Mercury (Hg), and most of its compounds, are extremely toxic to wildlife and humans, causing both chronic and acute poisoning. Natural sources of Hg, such as volcanoes, are responsible for approximately half of atmospheric mercury emissions, with the other half coming from human activities, such as coal-fired power plants. The Oak Ridge Reservation is a site of particular Hg contamination, due to past weapons production activities. Efficient remediation of contaminated sites and prevention of additional contamination requires a predictive understanding of Hg biogeochemical transport and transformation in surface and subsurface environments. The planned research aims to construct a multiscale modeling framework that connects the molecular scale to local (mesoscale), reach and watershed scale models.

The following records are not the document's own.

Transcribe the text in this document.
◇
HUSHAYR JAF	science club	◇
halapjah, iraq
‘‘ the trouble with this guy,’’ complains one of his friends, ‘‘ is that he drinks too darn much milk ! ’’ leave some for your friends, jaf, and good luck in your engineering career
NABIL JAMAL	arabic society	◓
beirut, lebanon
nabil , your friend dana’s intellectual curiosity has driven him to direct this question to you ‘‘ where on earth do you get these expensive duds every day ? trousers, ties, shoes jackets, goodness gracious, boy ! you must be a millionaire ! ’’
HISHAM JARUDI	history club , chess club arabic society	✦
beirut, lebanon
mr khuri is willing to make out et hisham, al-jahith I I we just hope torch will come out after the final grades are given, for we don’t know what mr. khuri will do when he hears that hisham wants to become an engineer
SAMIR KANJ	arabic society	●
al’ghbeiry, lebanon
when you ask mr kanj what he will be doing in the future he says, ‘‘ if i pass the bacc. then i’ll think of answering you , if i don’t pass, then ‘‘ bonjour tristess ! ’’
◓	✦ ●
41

The ORNL Mercury Scientific Focus Area (SFA) is presently establishing reach- and watershed-scale modeling capabilities for the East Fork Poplar Creek (EFPC). While it is generally recognized that linking atomistic knowledge to macroscopic scales has considerable potential for improving overall model accuracy, deficiencies in our understanding of basic processes and the lack of development of molecular scale modeling methods has hindered the generation of reliable data and thus the integration of these data across scales to obtain a model of Hg cycling.

The University of Tennessee has recently established a molecular-scale, quantum chemical computational methodology that has been demonstrated to calculate the structures, rates and binding constants of Hg complexes with organic and inorganic species with chemical accuracy. There is a need to link atomistic and mesoscale modeling to impact field-scale studies and improve the accuracy with which processes that control Hg fate can be modeled.

Research within this project will involve computing the mechanisms, kinetics and thermodynamics of a comprehensive list of Hg chemical processes critical to EFPC. The results of the molecular-scale modeling will be combined with information from existing thermodynamic databases and used as input for local-scale thermodynamic speciation and reactive flow modeling. The computer simulations will make use of DOE supercomputers.

Expected outcomes include mesoscale models that incorporate new atomistic process understanding. The meso-scale modeling will focus on integrated local-scale model systems containing ions, natural organic matter and microbes, and will include the modeling of critical geochemical gradients. The results will be tested by comparison with key speciation and kinetic experiments existing in the literature and being performed within the ORNL SFA program. When integrated with the work being performed in the SFA, the present work will establish a generally-available modeling framework for deploying knowledge gained from molecular-scale Hg models up to the field scale. The established computational framework will be in the future generalizable to other metals, and will be able to be continuously iterated with experiment over all scales to improve modeling accuracy.